Fistularia tabacaria, the cornetfish, blue-spotted cornetfish, tobacco trumpetfish or unarmed trumpetfish, is a species of cornetfish found along the Atlantic coasts of the Americas and in the central Atlantic off West Africa and the Macaronesian Islands. This species is of minor importance in commercial fisheries.

== Description ==
This species grows to 200 cm in total length, though most only reach 120 cm. The cornetfish is easily mistaken for the needlefish; the defining characteristic that separates the two is the cornetfish's smaller mouth and jaws with an elongated face in comparison to the needlefish's elongated jaw and mouth.
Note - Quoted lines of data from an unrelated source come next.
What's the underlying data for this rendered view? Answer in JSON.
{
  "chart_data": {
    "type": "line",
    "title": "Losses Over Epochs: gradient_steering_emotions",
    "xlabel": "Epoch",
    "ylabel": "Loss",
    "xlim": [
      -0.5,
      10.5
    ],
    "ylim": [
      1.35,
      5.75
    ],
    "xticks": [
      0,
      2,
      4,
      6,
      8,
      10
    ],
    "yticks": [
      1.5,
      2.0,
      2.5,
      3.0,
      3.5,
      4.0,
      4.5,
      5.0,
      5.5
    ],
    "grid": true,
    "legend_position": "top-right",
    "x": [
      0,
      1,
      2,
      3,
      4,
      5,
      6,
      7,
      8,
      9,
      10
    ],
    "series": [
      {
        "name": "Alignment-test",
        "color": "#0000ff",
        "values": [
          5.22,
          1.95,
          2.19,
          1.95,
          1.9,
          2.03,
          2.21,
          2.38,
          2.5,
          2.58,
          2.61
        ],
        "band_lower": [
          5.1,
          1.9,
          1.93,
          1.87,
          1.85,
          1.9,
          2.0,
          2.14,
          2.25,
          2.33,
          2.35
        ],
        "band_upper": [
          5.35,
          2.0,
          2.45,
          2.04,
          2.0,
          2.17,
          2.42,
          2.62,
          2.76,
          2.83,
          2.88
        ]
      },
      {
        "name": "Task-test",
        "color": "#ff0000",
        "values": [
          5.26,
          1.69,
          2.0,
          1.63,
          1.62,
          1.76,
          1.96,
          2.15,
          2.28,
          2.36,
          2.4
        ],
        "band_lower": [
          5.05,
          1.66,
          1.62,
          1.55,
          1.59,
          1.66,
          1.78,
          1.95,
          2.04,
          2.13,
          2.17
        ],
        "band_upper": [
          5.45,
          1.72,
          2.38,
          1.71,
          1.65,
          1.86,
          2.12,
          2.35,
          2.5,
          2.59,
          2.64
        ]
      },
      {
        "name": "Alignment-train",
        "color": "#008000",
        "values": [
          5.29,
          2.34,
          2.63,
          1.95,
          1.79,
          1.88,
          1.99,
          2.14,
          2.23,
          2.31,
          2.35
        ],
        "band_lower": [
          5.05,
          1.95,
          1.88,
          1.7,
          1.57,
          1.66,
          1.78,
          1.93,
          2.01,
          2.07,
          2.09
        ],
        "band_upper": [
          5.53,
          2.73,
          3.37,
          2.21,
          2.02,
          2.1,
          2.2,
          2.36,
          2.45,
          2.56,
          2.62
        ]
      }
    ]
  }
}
The cornetfish is greenish-brown dorsally with overall pale blue spots and lines.

==Biology==
Fistularia tabacaria is most frequently recorded in and over seagrass beds and coral reefs, although it also occurs over hard, rocky substrates. It is usually a solitary species that is very rarely seen in groups. It feeds mainly on small crustaceans and small fish.

It is an important component in the diet of the Atlantic bluefin tuna (Thunnus thynnus).